全日本同様に前半から流れを作るため、エースの村松灯(4年)が2区。「立命館として最後のレース。そこに強い気持ちを持って臨めた」。こちらも区間3位で日体大、大東大をとらえられる位置でレースを進める。

3、4区は1年生が全日本でも好走していた務めたが、連続区間賞で流れをグッと引き寄せた。「混戦で来ているのは配信を見てわかっていました」という森安桃風(1年)は「前日から、どんな状況で来ても差を広げる走りをしたいと思っていた」。トップの日体大とは3秒差の2位で中継し「自分の役目を果たせた」。

そして、圧巻の富士山デビューを飾った山本釉未(1年)が区間新でトップへ。十倉みゆきコーチからの「頭一つ抜け出してくれ」という期待に応えてみせる。区間新には「素晴らしい選手と競り合えたから」と感謝した。

続く最長区間の土屋舞琴(3年)は「緊張もあった」と明かすが、「みんなのために勝ちたい。4年生に先頭で渡したい」と粘りの走り。区間順位こそ6位だったが、大東大のサラ・ワンジル(2年)から31秒差の3位でつなぐ。

ラスト2区間は4年生2人。6区の福永楓花(4年)は全日本でメンバー外だった。「今思い出しても悔しい」と涙を浮かべる。メンバー発表後は「平然を装っていたのですが、全日本大学女子駅伝が終わってからの練習では泣きながら走っていました」。それからは生活面やトレーニングも見直し、「富士山で走って優勝するためだけ」に日々を過ごしたという。その成果が、区間記録を19秒も更新する走りに表れた。

アンカーは中地こころ(4年)。

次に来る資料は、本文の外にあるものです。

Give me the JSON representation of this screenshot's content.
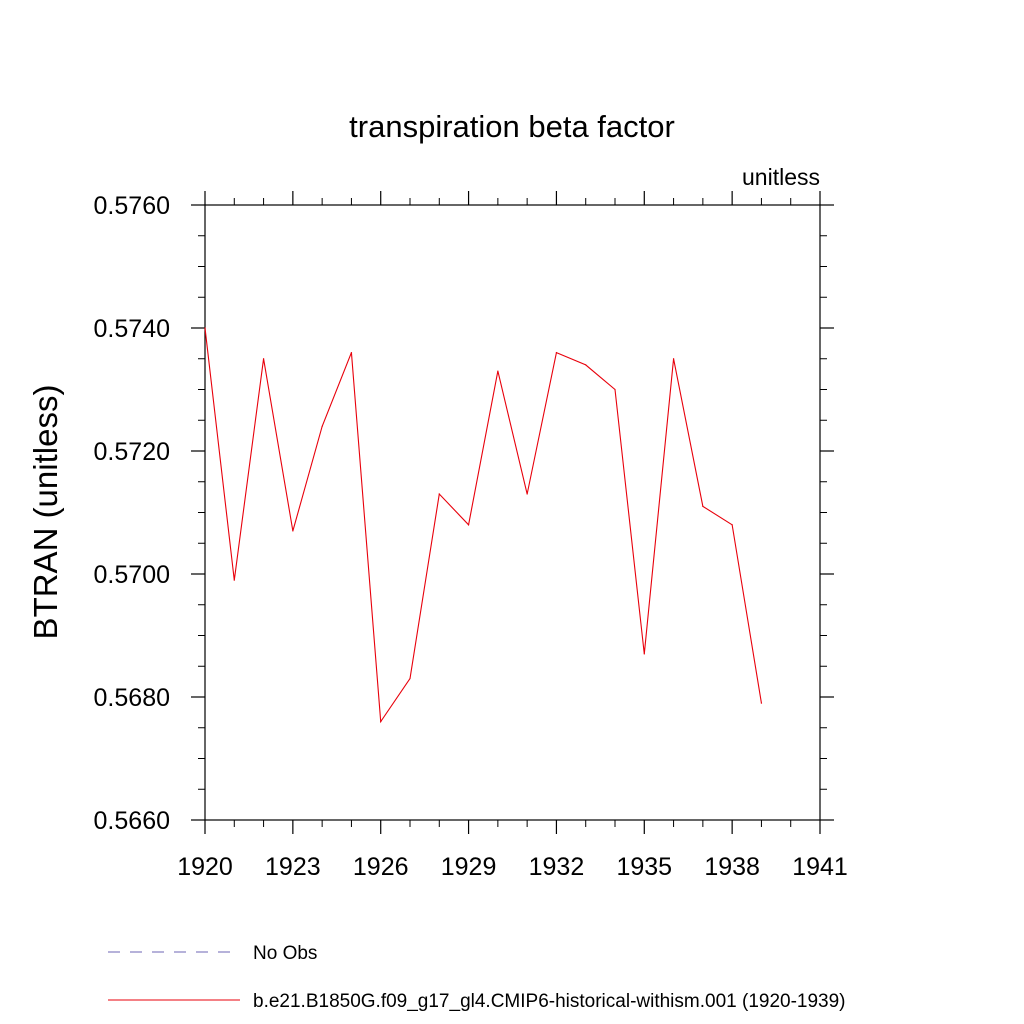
{
  "chart_data": {
    "type": "line",
    "title": "transpiration beta factor",
    "subtitle": "unitless",
    "xlabel": "",
    "ylabel": "BTRAN  (unitless)",
    "xlim": [
      1920,
      1941
    ],
    "ylim": [
      0.566,
      0.576
    ],
    "x_ticks": [
      "1920",
      "1923",
      "1926",
      "1929",
      "1932",
      "1935",
      "1938",
      "1941"
    ],
    "y_ticks": [
      "0.5660",
      "0.5680",
      "0.5700",
      "0.5720",
      "0.5740",
      "0.5760"
    ],
    "grid": false,
    "legend_position": "bottom",
    "series": [
      {
        "name": "No Obs",
        "color": "#6e64b4",
        "style": "dashed",
        "x": [],
        "values": []
      },
      {
        "name": "b.e21.B1850G.f09_g17_gl4.CMIP6-historical-withism.001 (1920-1939)",
        "color": "#e8000b",
        "style": "solid",
        "x": [
          1920,
          1921,
          1922,
          1923,
          1924,
          1925,
          1926,
          1927,
          1928,
          1929,
          1930,
          1931,
          1932,
          1933,
          1934,
          1935,
          1936,
          1937,
          1938,
          1939
        ],
        "values": [
          0.574,
          0.5699,
          0.5735,
          0.5707,
          0.5724,
          0.5736,
          0.5676,
          0.5683,
          0.5713,
          0.5708,
          0.5733,
          0.5713,
          0.5736,
          0.5734,
          0.573,
          0.5687,
          0.5735,
          0.5711,
          0.5708,
          0.5679
        ]
      }
    ]
  }
}
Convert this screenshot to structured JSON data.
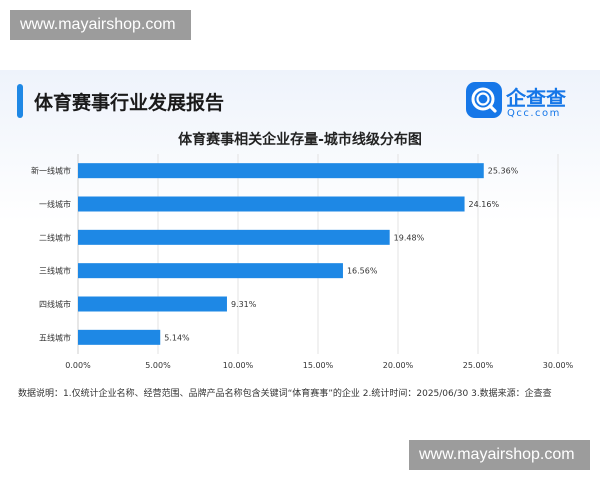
{
  "watermarks": {
    "top": "www.mayairshop.com",
    "bottom": "www.mayairshop.com"
  },
  "header": {
    "report_title": "体育赛事行业发展报告",
    "logo_name": "企查查",
    "logo_sub": "Qcc.com",
    "logo_icon": "qcc-logo-icon",
    "accent_color": "#1e88e5"
  },
  "chart_data": {
    "type": "bar",
    "orientation": "horizontal",
    "title": "体育赛事相关企业存量-城市线级分布图",
    "categories": [
      "新一线城市",
      "一线城市",
      "二线城市",
      "三线城市",
      "四线城市",
      "五线城市"
    ],
    "values": [
      25.36,
      24.16,
      19.48,
      16.56,
      9.31,
      5.14
    ],
    "value_labels": [
      "25.36%",
      "24.16%",
      "19.48%",
      "16.56%",
      "9.31%",
      "5.14%"
    ],
    "xlim": [
      0,
      30
    ],
    "xticks": [
      0,
      5,
      10,
      15,
      20,
      25,
      30
    ],
    "xtick_labels": [
      "0.00%",
      "5.00%",
      "10.00%",
      "15.00%",
      "20.00%",
      "25.00%",
      "30.00%"
    ],
    "xlabel": "",
    "ylabel": "",
    "grid": "vertical",
    "bar_color": "#1e88e5"
  },
  "footnote": "数据说明：1.仅统计企业名称、经营范围、品牌产品名称包含关键词“体育赛事”的企业  2.统计时间：2025/06/30  3.数据来源：企查查"
}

「どの位置でもらっても優勝のテープを切ると思っていた」。険しいVロードにも「きつくても優勝だけをめがけて走った」。前回も7区を走り、3位と10秒差の4位。「本当に悔しい思いをしたので優勝目指して練習してきました」。最後の富士山は区間賞で花を添えた。

杉村憲一監督は「十倉コーチをはじめ、みんなが毎日顔を合わせてこの結果につながりました」とスタッフ陣にも感謝。そして、応援に駆けつけた長距離以外のブロックの選手にも感謝した。「目標を達成できて、素晴らしい子たち」と目を細める。

杉村監督、そして後輩たちが「4年生が中心になって」と何度も口にした。強い立命館にあこがれて入部した村松だったが、3年目までは日本一から遠ざかった。この1年は「本当に優勝を目指して取り組めた」と村松は胸を張る。

太田は先輩たちに対し、「普段の練習、生活面、いろんなところで引っ張ってもらえました。時には心を鬼にして、強くなるために言いたくないようなことも言ってくださった」と言う。杉村監督も「精神面、競技面、あらゆることの支えであり、後輩たちみんなが大好きな4年生です」と称えた。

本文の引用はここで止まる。